Ginger is another rootstock spice used in Asian cooking. It can be found in powdered, fresh, and juiced options. It has long been use to soothe upset stomachs (think ginger ale) and for its metabolism boosting properties. Ginger is used in flavoring both sweet foods, like gingerbread, and savory dishes, such as curries, as well as for making tea.
In South America, the leaves and sticks of the yerba mate plant are used to make a variety of beverages referred to simply as mate. One can purchase mate tea bags, used for hot and iced tea varieties, or pre-made soft drinks, sometimes flavored with fruit juice. Mate contains polyphenols, which are the agent behind its metabolism boosting powers. It has also been shown to improve mental clarity and act as an anti-depressant.
Green tea is also full of polyphenols that slow fat absorption. Its antioxidant content is a powerful cancer fighting agent as well. Tea bags are readily available.
Cayenne pepper is a powdered spice made from the fruit of the Capsicum plant, a variety of hot chili pepper. Whole peppers are also used in cooking. Its active ingredient, capsaicin, speeds metabolism by dilating blood vessels and increasing the amount of oxygen delivered to major organs.
Bitter melon is the fruit of the Momordica charantia plant, a tropical vine species. It has long been used in Africa and Asia for a variety of ailments including stomach, skin, and respiratory problems. A study published in 2015 in the Journal of Lipids found that bitter melon increases fat metabolism and has the potential for use in the treatment of diabetes and obesity. Both the fruit and leaves can be eaten but, as the name suggests, have a bitter flavor.
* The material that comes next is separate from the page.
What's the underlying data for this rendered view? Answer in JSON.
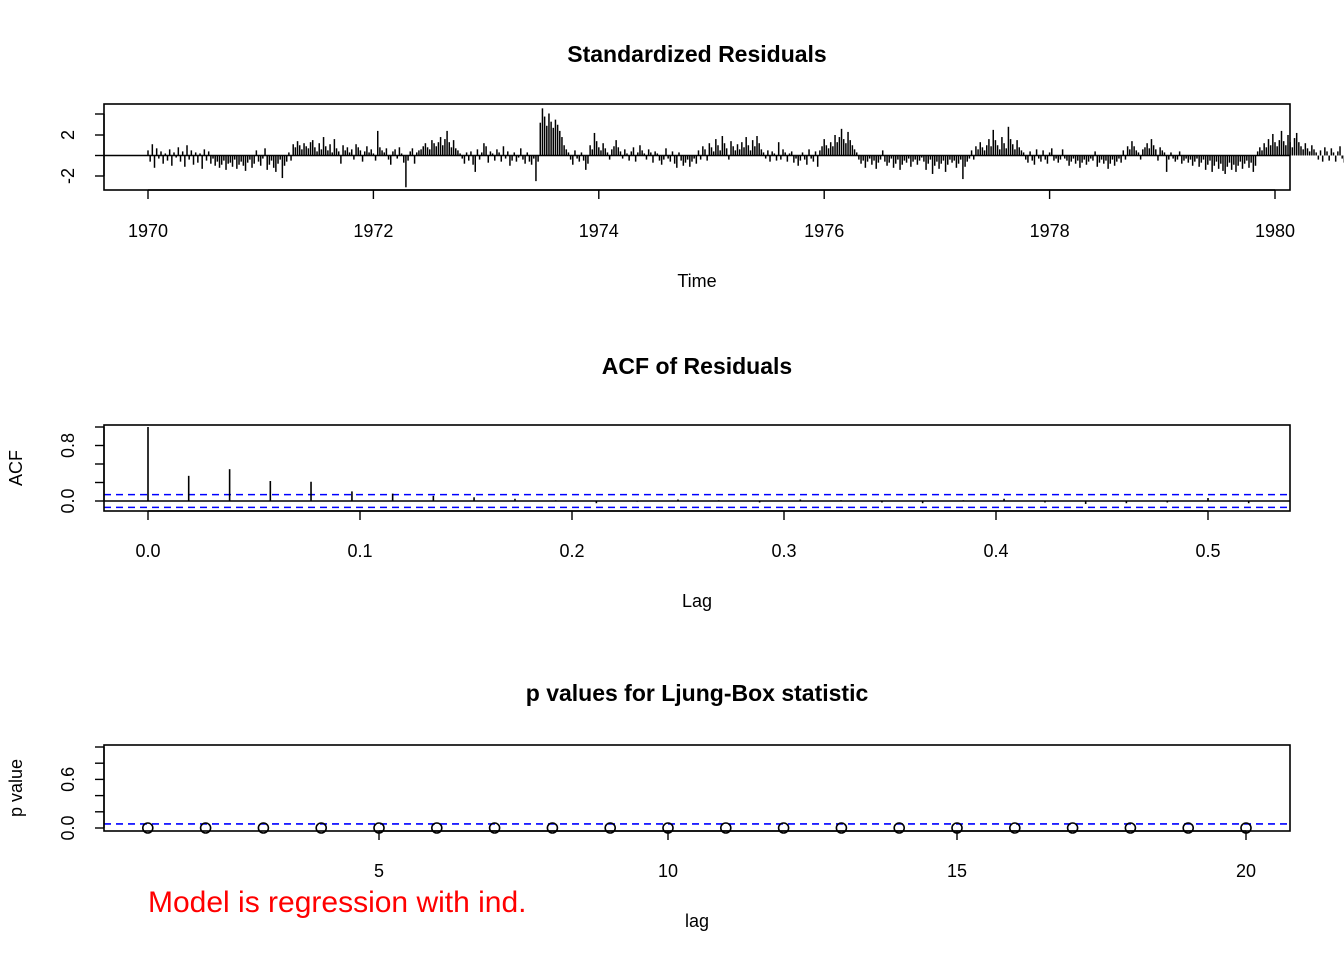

Ginseng root is a commonly used herb for boosting metabolism, increasing energy, and improving mental clarity. Studies have also found the naturally occurring steroid, ginsenoside, found within ginseng to have antioxidant properties. It is often used to make tea or coffee but can also be added to soups and stir fries, boiled, or mashed.
Black pepper is one of the world’s most popular food additives, used as a flavoring. Made from the cooked and dried unripe fruit of the pepper plant, it contains a chemical called piperine, which is both responsible for its spicy taste and acts to impede fat cell formation.
Mustard plants are cultivated for their seeds, which are used alone as a spice, combined with liquid to make the condiment, or pressed for their oil. According to the Nutrition Almanac, mustard can increase metabolic rate by up to 25%.
Cardamom is a spice made from the seeds of the cardamom plant, native to Southern Asia. It is commonly used in the cuisine of the region but can also be found in Scandinavian baked goods. This metabolism booster is also used in making gin and herbal tea.
Cumin, either whole or ground, is used in cooking all over the world in items as varied as bread and cheese. It is also frequently used in chili powder and curries. In addition to increasing metabolism, cumin also aids with digestion, is believed to help with heart disease, and is a potential antioxidant.
Hibiscus is the genus name of hundreds of flowering plants commonly used in making tea. Some varieties are also eaten as vegetables. A study published in the journal Molecular Nutrition & Food Research in 2014 found that hibiscus improved metabolism, reduced blood pressure, and acted as an anti-inflammatory.
Often criticized for its high fat content, coconut oil contains medium chain fatty acids, which are metabolized in a way that boosts energy. This is because it is thermogenic or heat producing, which means it takes more energy to digest. Coconut oil is used in baking and sautéing.